I think the notion that (outside of maybe the Dead) seeing bands live is the only way to really experience their music is pretentious (and even slightly classist) bullshit. But after U2's set, I'm not so sure. U2 is a band that's always been defined by scale. Their music evokes images and emotions at the grandest scale. U2 doesn't deal in subtlety or understatement. They are the rare band deserving of the phrase "epic" but on their best records, they don't let that immensity get in the way of genuine human emotion and experiences. And Saturday, even with U2 tracks I've historically disliked (*cough*"Vertigo"*cough*), the sense that songs like "Where the Streets Have No Name" and "Beautiful Day" were meant to be played in a massive arena with amps causing everyone permanent hearing loss was impossible to deny. It was like being rushed away on a wave of the overwhelming textures of the Edge's guitar work and the pleading intensity of Bono's voice.

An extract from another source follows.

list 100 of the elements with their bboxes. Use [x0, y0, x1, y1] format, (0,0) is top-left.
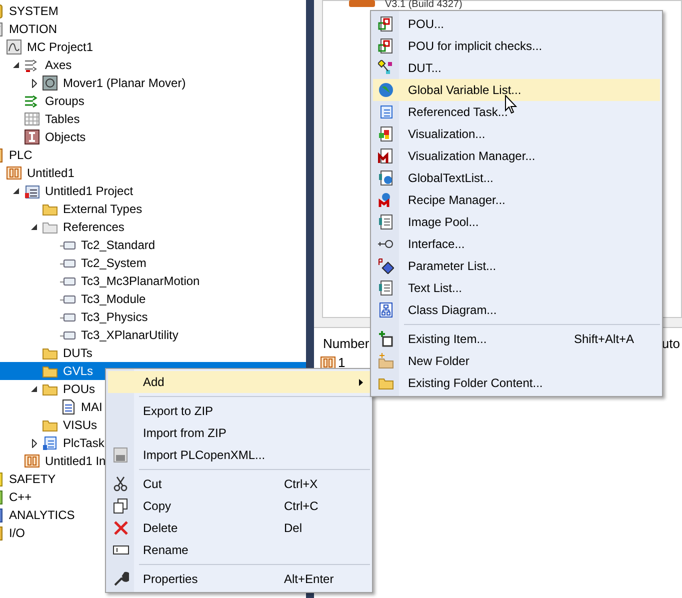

A U2 show is something every rock fan needs to see. Even if you aren't a fan (and I think U2 haters just need to listen to Joshua Tree
and Achtung Baby
a couple times and get over themselves), the energy and sheer force of a U2 performance is impossible to ignore. And this particular tour is marking itself as a treat already for the band's most dedicated fans. The Edge rocked out the piano so that he and Bono could perform "October" for the first time since the year I was born (1989). They brought a random fan to dance on stage for "Mysterious Ways" and she didn't miss a beat (and they even let her Meerkat the performance of their next track). You can decide to dislike Bono all you want, but I've been to more than my fair share of classic rock shows, and few of them have still had "it" they way that U2 does.

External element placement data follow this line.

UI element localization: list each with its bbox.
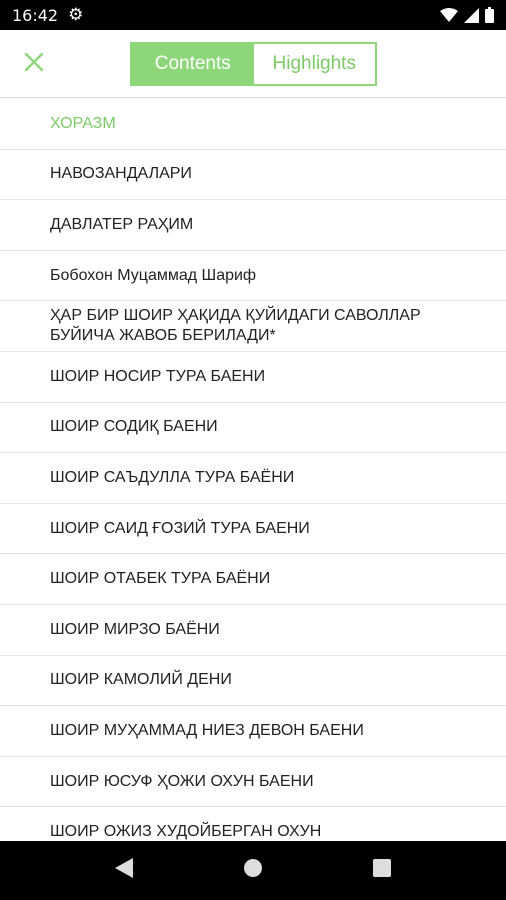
tab-highlights[interactable]: Highlights — [253, 44, 375, 84]
list-item[interactable]: ХОРАЗМ — [0, 99, 506, 150]
list-item[interactable]: ШОИР МУҲАММАД НИЕЗ ДЕВОН БАЕНИ — [0, 706, 506, 757]
toolbar: Contents Highlights — [0, 30, 506, 98]
list-item[interactable]: Бобохон Муцаммад Шариф — [0, 251, 506, 302]
back-button[interactable] — [104, 851, 144, 891]
close-button[interactable] — [18, 48, 50, 80]
tab-contents[interactable]: Contents — [132, 44, 254, 84]
list-item[interactable]: НАВОЗАНДАЛАРИ — [0, 150, 506, 201]
battery-icon — [485, 7, 494, 23]
home-icon — [243, 858, 263, 883]
status-time: 16:42 — [12, 5, 59, 25]
list-item[interactable]: ШОИР ЮСУФ ҲОЖИ ОХУН БАЕНИ — [0, 757, 506, 808]
list-item[interactable]: ШОИР ОТАБЕК ТУРА БАЁНИ — [0, 554, 506, 605]
navigation-bar — [0, 841, 506, 900]
recents-button[interactable] — [362, 851, 402, 891]
segmented-control: Contents Highlights — [130, 42, 377, 86]
list-item[interactable]: ШОИР НОСИР ТУРА БАЕНИ — [0, 352, 506, 403]
status-icons — [440, 7, 494, 23]
list-item[interactable]: ДАВЛАТЕР РАҲИМ — [0, 200, 506, 251]
list-item[interactable]: ШОИР СОДИҚ БАЕНИ — [0, 403, 506, 454]
list-item[interactable]: ШОИР МИРЗО БАЁНИ — [0, 605, 506, 656]
list-item[interactable]: ШОИР САИД ҒОЗИЙ ТУРА БАЕНИ — [0, 504, 506, 555]
wifi-icon — [440, 8, 458, 22]
list-item[interactable]: ШОИР САЪДУЛЛА ТУРА БАЁНИ — [0, 453, 506, 504]
signal-icon — [464, 7, 479, 23]
back-icon — [115, 858, 134, 883]
list-item[interactable]: ҲАР БИР ШОИР ҲАҚИДА ҚУЙИДАГИ САВОЛЛАР БУ… — [0, 301, 506, 352]
gear-icon: ⚙ — [68, 5, 84, 25]
list-item[interactable]: ШОИР КАМОЛИЙ ДЕНИ — [0, 656, 506, 707]
close-icon — [24, 52, 44, 77]
home-button[interactable] — [233, 851, 273, 891]
recents-icon — [372, 859, 391, 882]
toc-list: ХОРАЗМ НАВОЗАНДАЛАРИ ДАВЛАТЕР РАҲИМ Бобо… — [0, 99, 506, 841]
status-bar: 16:42 ⚙ — [0, 0, 506, 30]
list-item[interactable]: ШОИР ОЖИЗ ХУДОЙБЕРГАН ОХУН — [0, 807, 506, 841]
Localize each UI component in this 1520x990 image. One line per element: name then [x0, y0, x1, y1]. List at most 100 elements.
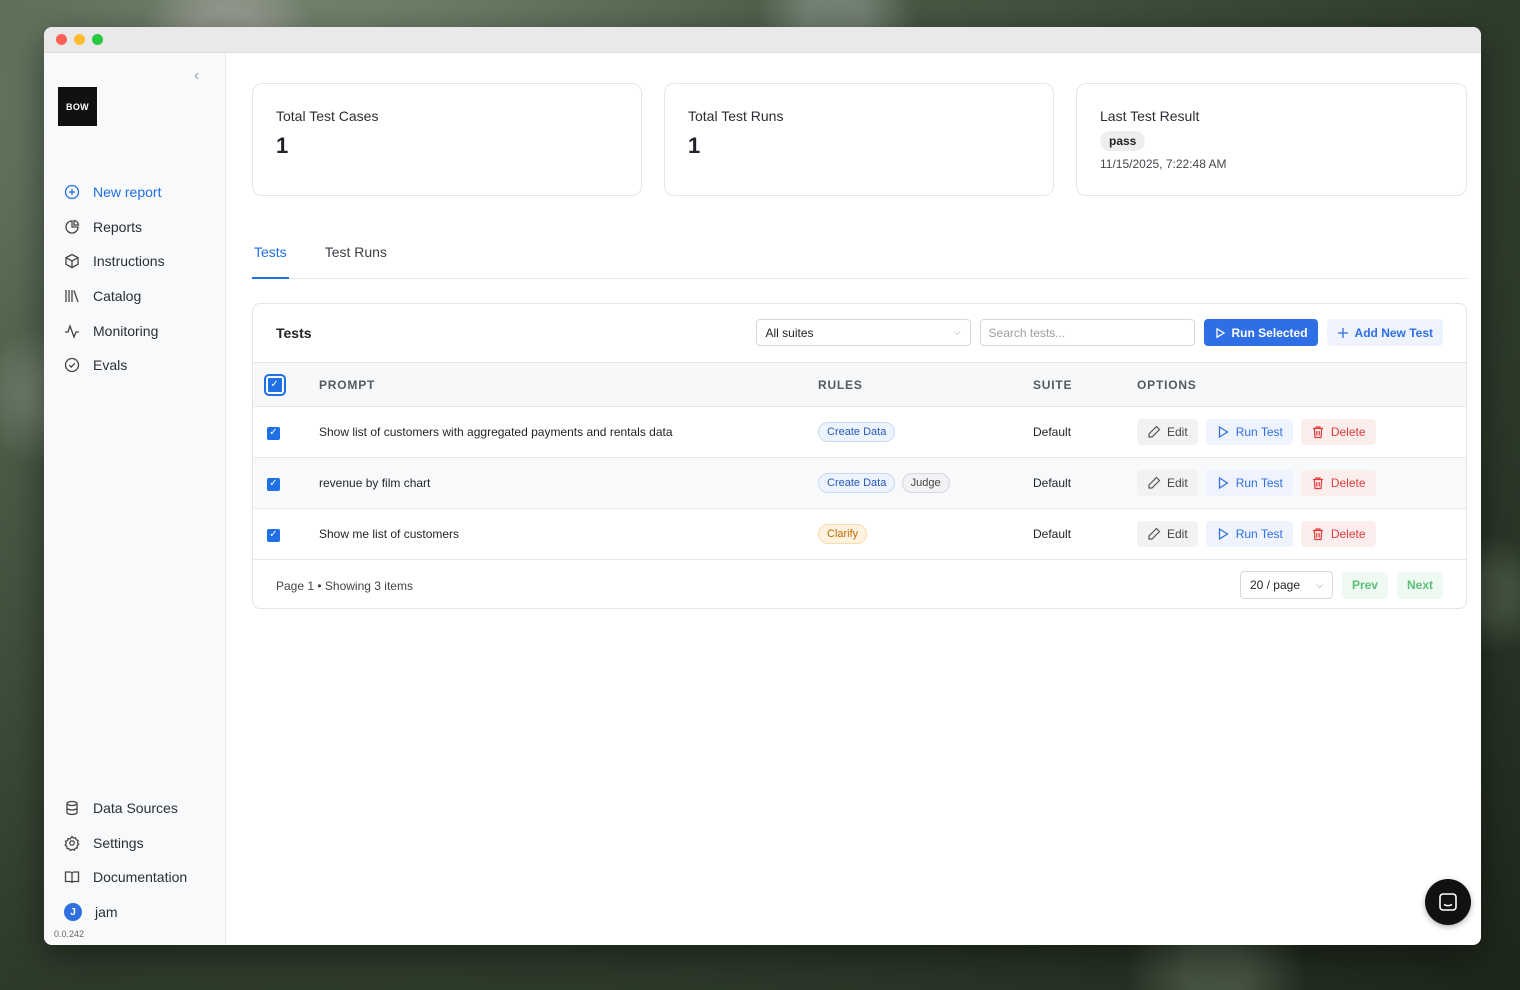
run-test-label: Run Test: [1235, 527, 1283, 541]
prev-page-button[interactable]: Prev: [1341, 571, 1388, 599]
nav-item-reports[interactable]: Reports: [44, 210, 225, 245]
stat-card-total-test-cases: Total Test Cases 1: [252, 83, 642, 196]
panel-controls: All suites ⌵ Run Selected Add New Test: [755, 319, 1443, 346]
row-checkbox[interactable]: ✓: [267, 528, 280, 542]
page-size-select[interactable]: 20 / page ⌵: [1239, 571, 1333, 599]
nav-item-evals[interactable]: Evals: [44, 348, 225, 383]
collapse-sidebar-icon[interactable]: ‹: [194, 67, 199, 85]
prompt-cell: Show me list of customers: [319, 527, 460, 541]
play-icon: [1218, 425, 1229, 439]
run-test-button[interactable]: Run Test: [1205, 470, 1293, 496]
trash-icon: [1312, 426, 1323, 439]
delete-button[interactable]: Delete: [1300, 419, 1376, 445]
edit-button[interactable]: Edit: [1137, 521, 1198, 547]
rule-tag: Judge: [901, 473, 950, 493]
chat-launcher-button[interactable]: [1425, 879, 1471, 925]
table-row: ✓ Show me list of customers Clarify Defa…: [253, 509, 1466, 560]
main-content: Total Test Cases 1 Total Test Runs 1 Las…: [227, 53, 1481, 945]
nav-label: Evals: [93, 357, 128, 374]
run-test-label: Run Test: [1235, 476, 1283, 490]
nav-label: Documentation: [93, 869, 188, 886]
stat-card-total-test-runs: Total Test Runs 1: [664, 83, 1054, 196]
gear-icon: [64, 835, 80, 851]
activity-icon: [64, 323, 80, 339]
suite-select[interactable]: All suites ⌵: [755, 319, 971, 346]
run-test-button[interactable]: Run Test: [1205, 521, 1293, 547]
edit-label: Edit: [1167, 476, 1188, 490]
sidebar: ‹ BOW New report Reports Instructions Ca…: [44, 53, 226, 945]
row-checkbox[interactable]: ✓: [267, 477, 280, 491]
run-test-button[interactable]: Run Test: [1205, 419, 1293, 445]
pie-chart-icon: [64, 219, 80, 235]
delete-button[interactable]: Delete: [1300, 470, 1376, 496]
nav-label: Reports: [93, 218, 143, 235]
chevron-down-icon: ⌵: [953, 327, 961, 337]
prompt-cell: Show list of customers with aggregated p…: [319, 425, 673, 439]
close-window-button[interactable]: [56, 34, 67, 45]
database-icon: [64, 800, 80, 816]
rule-tag: Create Data: [818, 422, 896, 442]
pagination-status: Page 1 • Showing 3 items: [276, 578, 413, 593]
logo: BOW: [58, 87, 97, 126]
status-badge: pass: [1100, 131, 1146, 151]
user-menu[interactable]: J jam: [44, 895, 225, 930]
nav-item-new-report[interactable]: New report: [44, 175, 225, 210]
row-checkbox[interactable]: ✓: [267, 426, 280, 440]
select-all-checkbox[interactable]: ✓: [264, 374, 286, 396]
nav-label: Data Sources: [93, 800, 178, 817]
prompt-cell: revenue by film chart: [319, 476, 431, 490]
options-cell: Edit Run Test Delete: [1137, 509, 1466, 560]
rules-cell: Create Data: [818, 407, 1033, 458]
stat-value: 1: [276, 133, 289, 158]
stat-label: Total Test Cases: [276, 108, 379, 124]
column-header-rules[interactable]: RULES: [818, 363, 1033, 407]
stat-label: Last Test Result: [1100, 108, 1200, 124]
book-icon: [64, 869, 80, 885]
run-test-label: Run Test: [1235, 425, 1283, 439]
run-selected-button[interactable]: Run Selected: [1203, 319, 1318, 346]
pencil-icon: [1148, 425, 1161, 438]
add-new-test-button[interactable]: Add New Test: [1326, 319, 1443, 346]
minimize-window-button[interactable]: [74, 34, 85, 45]
pagination: 20 / page ⌵ Prev Next: [1239, 571, 1443, 599]
suite-select-value: All suites: [765, 325, 814, 340]
column-header-suite[interactable]: SUITE: [1033, 363, 1137, 407]
nav-item-settings[interactable]: Settings: [44, 826, 225, 861]
tabs: Tests Test Runs: [252, 241, 1467, 279]
last-run-timestamp: 11/15/2025, 7:22:48 AM: [1100, 157, 1227, 171]
add-new-test-label: Add New Test: [1354, 325, 1433, 340]
column-header-prompt[interactable]: PROMPT: [319, 363, 818, 407]
tests-table: ✓ PROMPT RULES SUITE OPTIONS ✓ Show list…: [253, 362, 1466, 560]
suite-cell: Default: [1033, 476, 1072, 490]
trash-icon: [1312, 528, 1323, 541]
search-input[interactable]: [979, 319, 1195, 346]
stat-label: Total Test Runs: [688, 108, 784, 124]
nav-item-monitoring[interactable]: Monitoring: [44, 313, 225, 348]
play-icon: [1218, 476, 1229, 490]
page-size-value: 20 / page: [1249, 578, 1300, 592]
stat-card-last-test-result: Last Test Result pass 11/15/2025, 7:22:4…: [1076, 83, 1467, 196]
tab-tests[interactable]: Tests: [252, 241, 289, 279]
delete-button[interactable]: Delete: [1300, 521, 1376, 547]
tab-test-runs[interactable]: Test Runs: [323, 241, 389, 279]
nav-label: Catalog: [93, 288, 142, 305]
nav-item-documentation[interactable]: Documentation: [44, 860, 225, 895]
edit-button[interactable]: Edit: [1137, 419, 1198, 445]
play-icon: [1218, 527, 1229, 541]
nav-label: Monitoring: [93, 322, 159, 339]
panel-header: Tests All suites ⌵ Run Selected Add New …: [253, 304, 1466, 362]
nav-item-catalog[interactable]: Catalog: [44, 279, 225, 314]
plus-icon: [1337, 327, 1348, 338]
table-row: ✓ revenue by film chart Create Data Judg…: [253, 457, 1466, 509]
maximize-window-button[interactable]: [92, 34, 103, 45]
panel-footer: Page 1 • Showing 3 items 20 / page ⌵ Pre…: [253, 560, 1466, 608]
next-page-button[interactable]: Next: [1396, 571, 1443, 599]
tests-panel: Tests All suites ⌵ Run Selected Add New …: [252, 303, 1467, 609]
table-row: ✓ Show list of customers with aggregated…: [253, 407, 1466, 458]
library-icon: [64, 288, 80, 304]
edit-button[interactable]: Edit: [1137, 470, 1198, 496]
nav-item-data-sources[interactable]: Data Sources: [44, 791, 225, 826]
nav-item-instructions[interactable]: Instructions: [44, 244, 225, 279]
run-selected-label: Run Selected: [1231, 325, 1308, 340]
panel-title: Tests: [276, 325, 312, 341]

If I had a TARDIS and I could time-travel back to 16 year old Don who was suffering quietly on the schoolbus and he only had U2 and Zeppelin and the Beatles and Dylan and the Stones for comfort and told him that someday it would get to be his job to see these bands that shaped his entire childhood and his entire ideation of music live, he'd probably tell me to f*** off if the whole time traveling thing didn't convince past me that I was having some sort of mental break. But that life-long connection to U2 existed for everyone at the show. I ran into a photographer friend I met at Bonnaroo and she was with a guy who learned how to play drums by listening to Boy
. I was sitting next to two girls from Brazil who wanted to hear "Miss Sarajevo" more than anything in the world. And then there was me, whose pretense of the cool and distant rock critic went away the second the tom-tom drums in "Sunday Bloody Sunday" hit.